On a related topic, I've been following with some amusement the outrage on Reddit/r/Grok because Grok will no longer make porn. Apparently Grok was trained on all the NSFW material on X and Twitter before it intentionally so Grok could have a "spicy" mode. And spicy it was. Some of the stuff it made was really good and people loved it. But (allegedly) Musk changed his mind to go after enterprise and government accounts so spicy mode was killed and now there a lot of angry users complaining on Reddit.

My interest is this: It appears that it's not possible to over-ride the training effectively since NSFW material bleeds into normal image requests. Musk had this problem before trying to over-ride Grok's training, so at one point said he would have to retrain Grok. It's interesting to me that LLMs can't be steered effectively, which makes me wonder if they can ever really be aligned ("safe")

▲

duxup 2 days ago | parent | next [-]

I think the more general issue with all AI and "safe" is that AI 'learned' what it knows from human content ... and we object to the content we as humans created.

Hard to avoid that problem.

	▲	labrador 2 days ago \| parent [-]
		> Hard to avoid that problem. Agree. Even the Christian Bible has horrific content that in some communities would require trigger warnings

▲

buellerbueller 2 days ago | parent | prev | next [-]

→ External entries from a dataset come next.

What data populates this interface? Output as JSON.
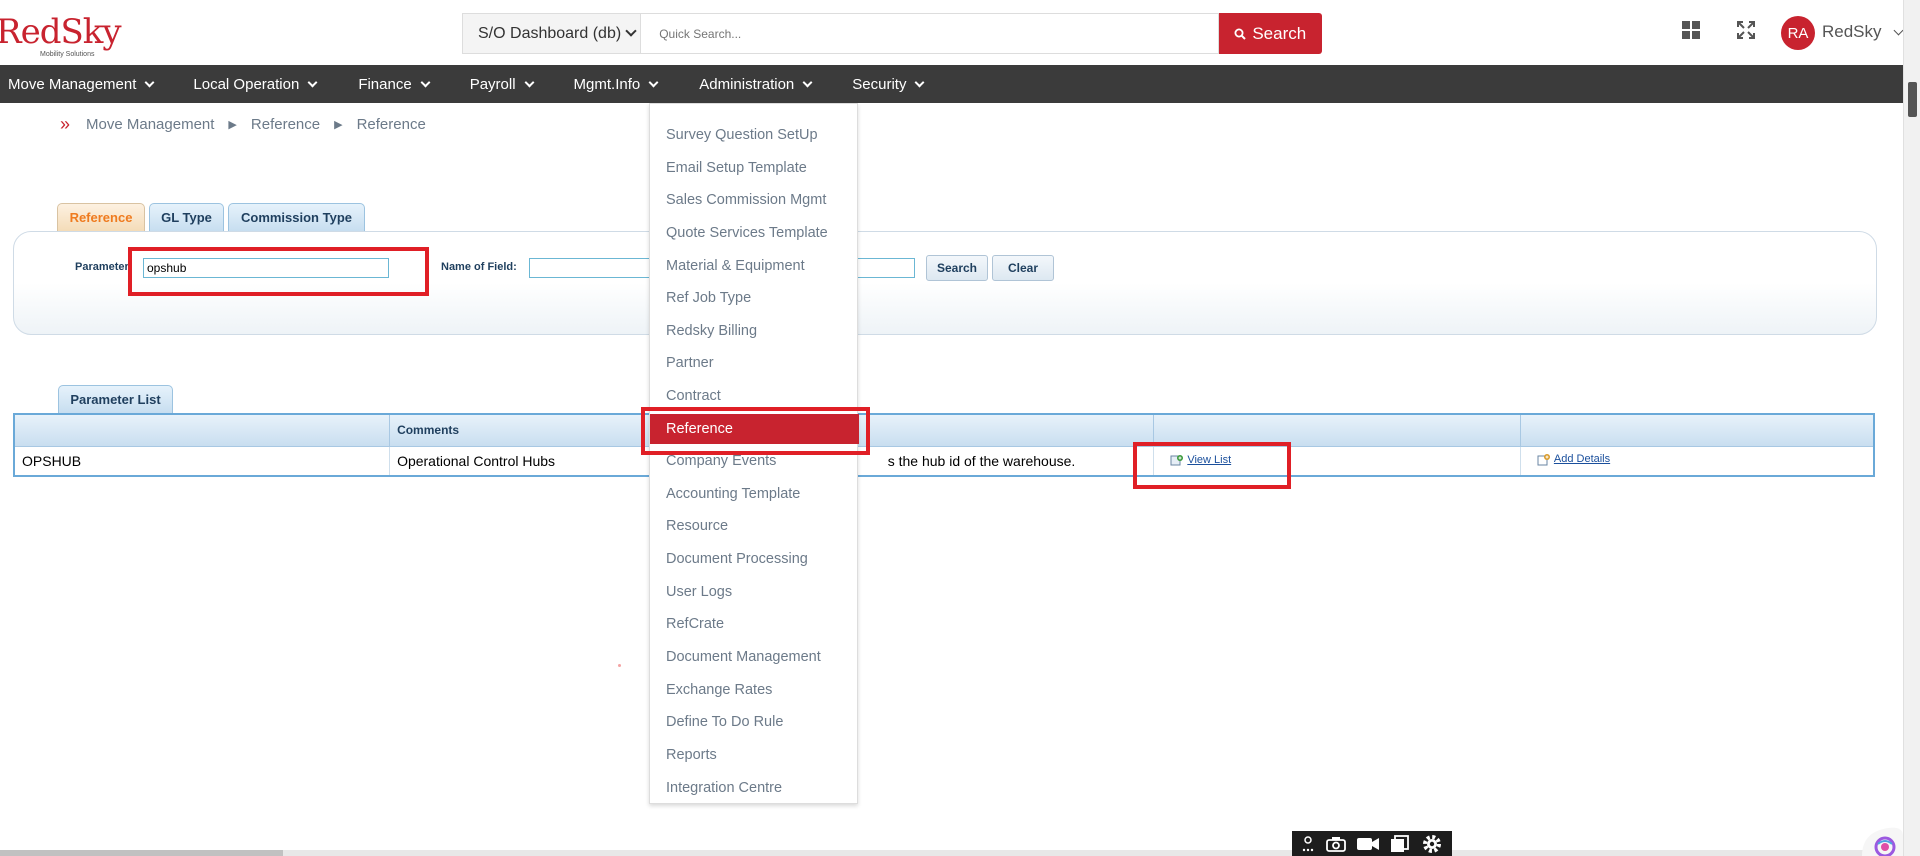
{
  "logo": {
    "brand_red": "Red",
    "brand_sky": "Sky",
    "tagline": "Mobility Solutions"
  },
  "header": {
    "dashboard_select": "S/O Dashboard (db)",
    "quick_search_placeholder": "Quick Search...",
    "search_button": "Search",
    "avatar_initials": "RA",
    "user_name": "RedSky"
  },
  "nav": {
    "items": [
      "Move Management",
      "Local Operation",
      "Finance",
      "Payroll",
      "Mgmt.Info",
      "Administration",
      "Security"
    ]
  },
  "breadcrumb": {
    "items": [
      "Move Management",
      "Reference",
      "Reference"
    ]
  },
  "tabs": [
    "Reference",
    "GL Type",
    "Commission Type"
  ],
  "filter": {
    "parameter_label": "Parameter:",
    "parameter_value": "opshub",
    "name_of_field_label": "Name of Field:",
    "name_of_field_value": "",
    "search_button": "Search",
    "clear_button": "Clear"
  },
  "parameter_list": {
    "tab_label": "Parameter List",
    "headers": [
      "",
      "Comments",
      "",
      "",
      ""
    ],
    "row": {
      "parameter": "OPSHUB",
      "comments": "Operational Control Hubs",
      "description": "s the hub id of the warehouse.",
      "view_list": "View List",
      "add_details": "Add Details"
    }
  },
  "administration_menu": {
    "items": [
      "Survey Question SetUp",
      "Email Setup Template",
      "Sales Commission Mgmt",
      "Quote Services Template",
      "Material & Equipment",
      "Ref Job Type",
      "Redsky Billing",
      "Partner",
      "Contract",
      "Reference",
      "Company Events",
      "Accounting Template",
      "Resource",
      "Document Processing",
      "User Logs",
      "RefCrate",
      "Document Management",
      "Exchange Rates",
      "Define To Do Rule",
      "Reports",
      "Integration Centre"
    ],
    "active": "Reference"
  },
  "colors": {
    "brand_red": "#c8232f",
    "nav_bg": "#3b3b3b",
    "highlight_border": "#e01f26",
    "active_tab_text": "#ef7b1f",
    "link_blue": "#1a4f9c"
  }
}
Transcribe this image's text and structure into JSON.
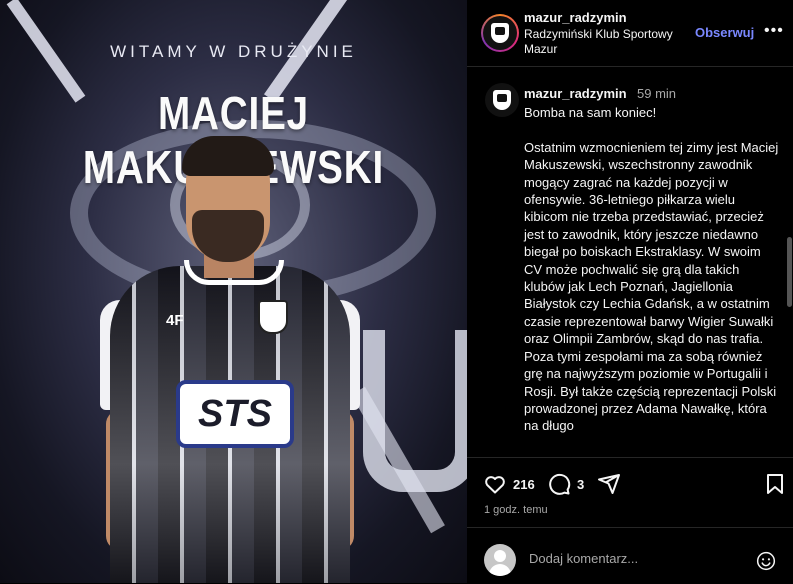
{
  "post": {
    "banner_text": "WITAMY W DRUŻYNIE",
    "player_name": "MACIEJ MAKUSZEWSKI",
    "kit_brand": "4F",
    "sponsor": "STS"
  },
  "header": {
    "username": "mazur_radzymin",
    "subtitle": "Radzymiński Klub Sportowy Mazur",
    "follow_label": "Obserwuj",
    "more_label": "•••"
  },
  "caption": {
    "username": "mazur_radzymin",
    "time": "59 min",
    "text": "Bomba na sam koniec!\n\nOstatnim wzmocnieniem tej zimy jest Maciej Makuszewski, wszechstronny zawodnik mogący zagrać na każdej pozycji w ofensywie. 36-letniego piłkarza wielu kibicom nie trzeba przedstawiać, przecież jest to zawodnik, który jeszcze niedawno biegał po boiskach Ekstraklasy. W swoim CV może pochwalić się grą dla takich klubów jak Lech Poznań, Jagiellonia Białystok czy Lechia Gdańsk, a w ostatnim czasie reprezentował barwy Wigier Suwałki oraz Olimpii Zambrów, skąd do nas trafia. Poza tymi zespołami ma za sobą również grę na najwyższym poziomie w Portugalii i Rosji. Był także częścią reprezentacji Polski prowadzonej przez Adama Nawałkę, która na długo"
  },
  "actions": {
    "likes": "216",
    "comments": "3",
    "timestamp": "1 godz. temu"
  },
  "comment_box": {
    "placeholder": "Dodaj komentarz..."
  },
  "colors": {
    "accent": "#7a88ff",
    "muted": "#a8a8a8",
    "divider": "#262626"
  }
}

Why do so many supposedly smart humans think that we can make an artificial mind that is capable of AGI (or even something close to it), but from a completely detached evolutionary history and biological needs, and somehow force it to "align" to our human/biological/societal priorities?

Have none of these people ever had or been a teenager? At least teens have some overlapping biological requirements with non-teens that will force some amount of alignment.

▲

labrador 2 days ago | parent [-]

I think the assumption is that without emotions there is no agression or evil intent

	▲	buellerbueller a day ago \| parent [-]
		When I think of the closest analogue I can, emotionless humans, the picture is generally sociopaths, and the "non-aligned." I think the assumption you mention is, frankly, sociopathic.

▲

elpakal 2 days ago | parent | prev [-]

I mean isn't this just considered data poisoning?

▲

labrador 2 days ago | parent [-]

The training data was considered good by Musk to start with, so he could have spicy mode, but he changed his mind and now Grok is considered poisoned with porn. My question is, can that be fixed or does he have to start over again?

▲

looobay 2 days ago | parent [-]

There was research on LLMs training and distillation that if two models have a similar architecture (probably the case for Xai) the "master" model will distill knowledge to the model even if its not in the distillation data. So they probably need to train a new model from scratch.

(sorry i don't remember the name but there was an example with a model liking howl to showcase this)

▲

-_- 2 days ago | parent [-]

Subliminal learning: https://alignment.anthropic.com/2025/subliminal-learning/

	▲	labrador 2 days ago \| parent [-]
		If true, bad news for Elon Musk and xAI because they have to start over. He's already indicated this in regards to Wikipedia. He wants to train on Grokepedia and not Wikipedia. Removing NSFW material gives him another reason.